Lady Clare did nothing, except check if the coffee in the silver pot was still warm. It wasn’t, but she drank another cup anyway, without touching a bowl of vast crystals of amber-hued cane sugar from the Prince Imperial’s own estates in St Lucia. Her legs were so tired that all Lady Clare really wanted to do was sit. But anything that showed she might be tired, hung-over and old wasn’t appropriate with Lazlo present. So Lady Clare perched herself on the edge of a side table as if bored by the anxious groups that hung around Count Lazlo.
And while she was sitting being ostentatiously bored, Lady Clare tried to work out in her head exactly what she did want, keeping it personal like her analyst had always told her, until she fired him for repetition. In order, her list ran:
LizAlec back.
Her house undamaged (and with it Paris).
Her job...
The list was both selfish and personal. But Lady Clare didn’t have a problem with that. Global was out and she was learning to think small, or so she told herself. But still, she couldn’t have it all. To save LizAlec meant voting for surrender, the kidnappers’ warning had been unequivocal on that. Vote to fight and LizAlec died — if she wasn’t already dead.
The decision got no easier for being worried at. And Lady Clare was beginning to understand that it wasn’t that her head told her one thing and her heart another: she just didn’t know. Prejudice was the worst possible motive for selecting a side, but stripped down to nothing, which was where she stood, prejudice was all Lady Clare had. That, and a silent, almost unstated belief that if genetics counted for anything then LizAlec was a lot more dangerous and capable than anyone yet realized.
Hard thoughts for a mother to handle, but Lady Clare could and would. If Lazlo was for surrender then she was against it. As for LizAlec... Statistical probability and basic common sense said she was already dead, but Lady Clare couldn’t quite believe it, any more than she quite believed her daughter was still alive. Emotionally she hoped, but intellectually she was agnostic.

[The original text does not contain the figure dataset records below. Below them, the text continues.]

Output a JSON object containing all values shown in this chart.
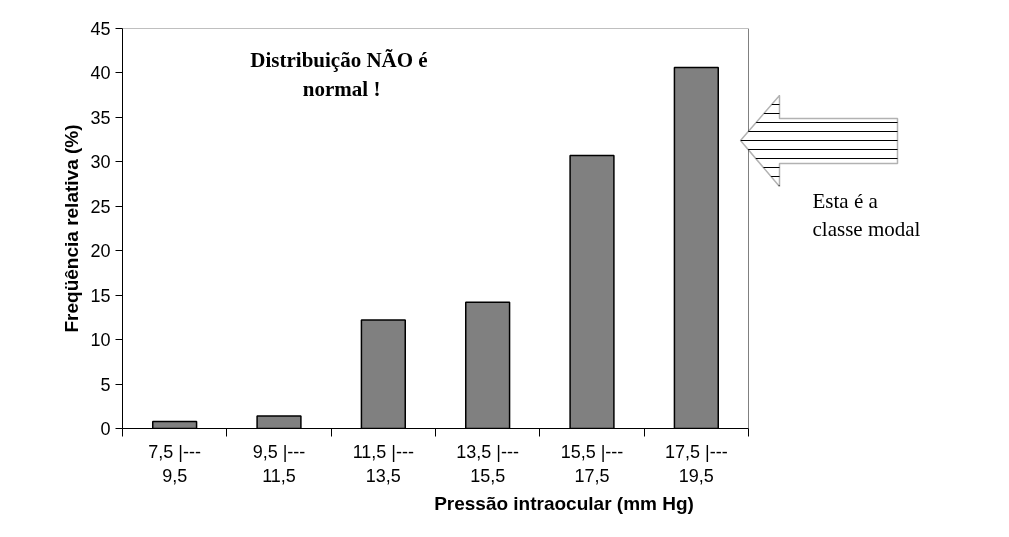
{
  "chart_data": {
    "type": "bar",
    "categories": [
      "7,5 |---\n9,5",
      "9,5 |---\n11,5",
      "11,5 |---\n13,5",
      "13,5 |---\n15,5",
      "15,5 |---\n17,5",
      "17,5 |---\n19,5"
    ],
    "values": [
      0.8,
      1.4,
      12.2,
      14.2,
      30.7,
      40.6
    ],
    "color": "#808080",
    "xlabel": "Pressão intraocular (mm Hg)",
    "ylabel": "Freqüência relativa (%)",
    "ylim": [
      0,
      45
    ],
    "yticks": [
      0,
      5,
      10,
      15,
      20,
      25,
      30,
      35,
      40,
      45
    ],
    "grid": false,
    "annotations": [
      "Distribuição NÃO  é\nnormal !",
      "Esta é a\nclasse modal"
    ]
  }
}
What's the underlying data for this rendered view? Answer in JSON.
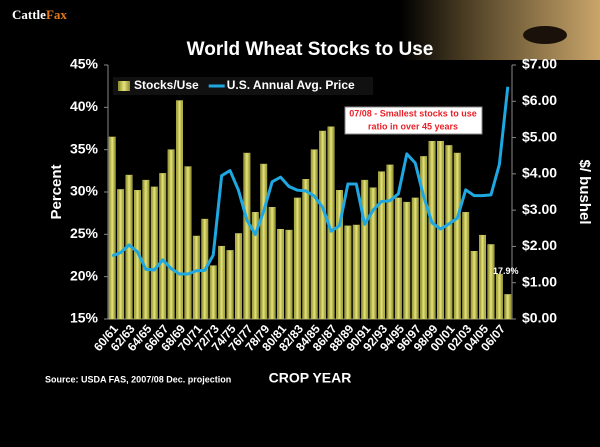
{
  "chart_data": {
    "type": "bar_line",
    "logo": [
      "Cattle",
      "Fax"
    ],
    "title": "World Wheat Stocks to Use",
    "y_label": "Percent",
    "y2_label": "$/ bushel",
    "x_label": "CROP YEAR",
    "source": "Source: USDA FAS, 2007/08 Dec. projection",
    "annotation": [
      "07/08 - Smallest stocks to use",
      "ratio in over 45 years"
    ],
    "categories": [
      "60/61",
      null,
      "62/63",
      null,
      "64/65",
      null,
      "66/67",
      null,
      "68/69",
      null,
      "70/71",
      null,
      "72/73",
      null,
      "74/75",
      null,
      "76/77",
      null,
      "78/79",
      null,
      "80/81",
      null,
      "82/83",
      null,
      "84/85",
      null,
      "86/87",
      null,
      "88/89",
      null,
      "90/91",
      null,
      "92/93",
      null,
      "94/95",
      null,
      "96/97",
      null,
      "98/99",
      null,
      "00/01",
      null,
      "02/03",
      null,
      "04/05",
      null,
      "06/07",
      null
    ],
    "series": [
      {
        "name": "Stocks/Use",
        "type": "bar",
        "color": "#c9c85c",
        "values": [
          36.5,
          30.3,
          32.0,
          30.2,
          31.4,
          30.6,
          32.2,
          35.0,
          40.8,
          33.0,
          24.8,
          26.8,
          21.3,
          23.6,
          23.1,
          25.1,
          34.6,
          27.6,
          33.3,
          28.2,
          25.6,
          25.5,
          29.3,
          31.5,
          35.0,
          37.2,
          37.7,
          30.2,
          26.0,
          26.1,
          31.4,
          30.5,
          32.4,
          33.2,
          29.3,
          28.8,
          29.3,
          34.2,
          36.0,
          36.0,
          35.5,
          34.6,
          27.6,
          23.0,
          24.9,
          23.8,
          20.3,
          17.9
        ],
        "value_labels": [
          null,
          null,
          null,
          null,
          null,
          null,
          null,
          null,
          null,
          null,
          null,
          null,
          null,
          null,
          null,
          null,
          null,
          null,
          null,
          null,
          null,
          null,
          null,
          null,
          null,
          null,
          null,
          null,
          null,
          null,
          null,
          null,
          null,
          null,
          null,
          null,
          null,
          null,
          null,
          null,
          null,
          null,
          null,
          null,
          null,
          null,
          null,
          "17.9%"
        ]
      },
      {
        "name": "U.S. Annual Avg. Price",
        "type": "line",
        "axis": "y2",
        "color": "#1ea7e1",
        "values": [
          1.74,
          1.83,
          2.04,
          1.85,
          1.37,
          1.35,
          1.63,
          1.39,
          1.24,
          1.24,
          1.33,
          1.34,
          1.76,
          3.95,
          4.09,
          3.55,
          2.73,
          2.33,
          2.97,
          3.78,
          3.91,
          3.65,
          3.55,
          3.53,
          3.39,
          3.08,
          2.42,
          2.57,
          3.72,
          3.72,
          2.61,
          3.0,
          3.24,
          3.26,
          3.45,
          4.55,
          4.3,
          3.38,
          2.65,
          2.48,
          2.62,
          2.78,
          3.56,
          3.4,
          3.4,
          3.42,
          4.26,
          6.4
        ]
      }
    ],
    "ylim": [
      15,
      45
    ],
    "yticks": [
      {
        "value": 15,
        "label": "15%"
      },
      {
        "value": 20,
        "label": "20%"
      },
      {
        "value": 25,
        "label": "25%"
      },
      {
        "value": 30,
        "label": "30%"
      },
      {
        "value": 35,
        "label": "35%"
      },
      {
        "value": 40,
        "label": "40%"
      },
      {
        "value": 45,
        "label": "45%"
      }
    ],
    "y2lim": [
      0,
      7
    ],
    "y2ticks": [
      {
        "value": 0,
        "label": "$0.00"
      },
      {
        "value": 1,
        "label": "$1.00"
      },
      {
        "value": 2,
        "label": "$2.00"
      },
      {
        "value": 3,
        "label": "$3.00"
      },
      {
        "value": 4,
        "label": "$4.00"
      },
      {
        "value": 5,
        "label": "$5.00"
      },
      {
        "value": 6,
        "label": "$6.00"
      },
      {
        "value": 7,
        "label": "$7.00"
      }
    ],
    "grid": false
  }
}
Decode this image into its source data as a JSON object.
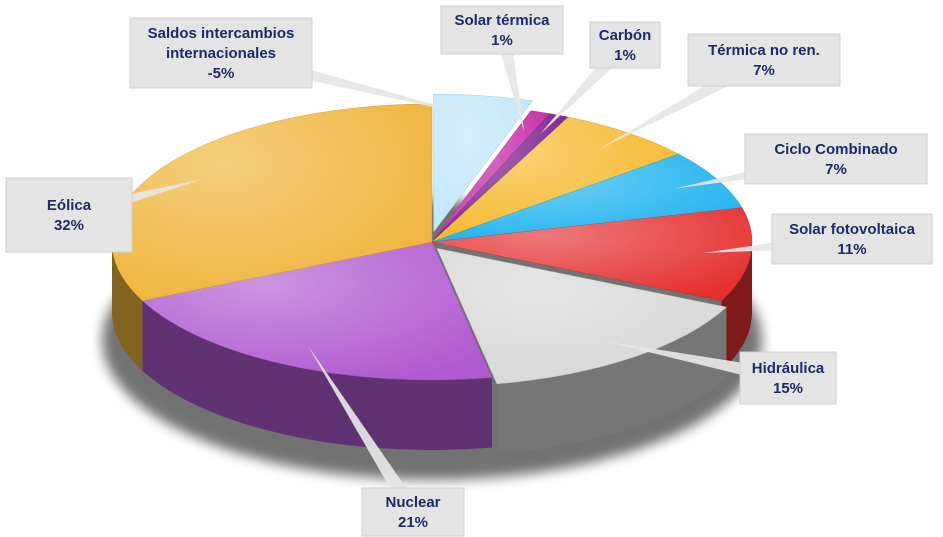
{
  "chart_data": {
    "type": "pie",
    "title": "",
    "style": "3d-exploded",
    "slices": [
      {
        "name": "Saldos intercambios internacionales",
        "label_lines": [
          "Saldos intercambios",
          "internacionales"
        ],
        "value_label": "-5%",
        "value": 5,
        "color": "#bfe6fa"
      },
      {
        "name": "Solar térmica",
        "label_lines": [
          "Solar térmica"
        ],
        "value_label": "1%",
        "value": 1,
        "color": "#c42aa8"
      },
      {
        "name": "Carbón",
        "label_lines": [
          "Carbón"
        ],
        "value_label": "1%",
        "value": 1,
        "color": "#7a1f8c"
      },
      {
        "name": "Térmica no ren.",
        "label_lines": [
          "Térmica no ren."
        ],
        "value_label": "7%",
        "value": 7,
        "color": "#f6b82a"
      },
      {
        "name": "Ciclo Combinado",
        "label_lines": [
          "Ciclo Combinado"
        ],
        "value_label": "7%",
        "value": 7,
        "color": "#1fb3ef"
      },
      {
        "name": "Solar fotovoltaica",
        "label_lines": [
          "Solar fotovoltaica"
        ],
        "value_label": "11%",
        "value": 11,
        "color": "#e53030"
      },
      {
        "name": "Hidráulica",
        "label_lines": [
          "Hidráulica"
        ],
        "value_label": "15%",
        "value": 15,
        "color": "#d7d7d7"
      },
      {
        "name": "Nuclear",
        "label_lines": [
          "Nuclear"
        ],
        "value_label": "21%",
        "value": 21,
        "color": "#b05ad0"
      },
      {
        "name": "Eólica",
        "label_lines": [
          "Eólica"
        ],
        "value_label": "32%",
        "value": 32,
        "color": "#efb43a"
      }
    ]
  }
}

Her certainty had gone, hollowed out by hunger, by the loss of LizAlec and by the apparently endless storms. That wind had stripped resolve from her as brutally as it had ripped tiles from the roof of the Hotel Sabatini. Like the city, she was drowning in mud, in debilitating indecision. But she would do what she had to: decide.
“We fight...”
It wasn’t a suggestion: the words were her statement of intent. She still outranked everyone in the study, even if she only outranked Lazlo now by length of service. The decision was hers to take, though open statements weren’t her usual style.
The room stilled.
“We fight,” Lady Clare said fiercely, “because we don’t have any alternative.” Staring round, Lady Clare could tell that the others weren’t convinced, and she wasn’t surprised. Fat, balding or weak, they were even less impressed by the thought of having to get out there and fight than they were by the idea of dying. And she didn’t blame them. In their place she’d have felt the same.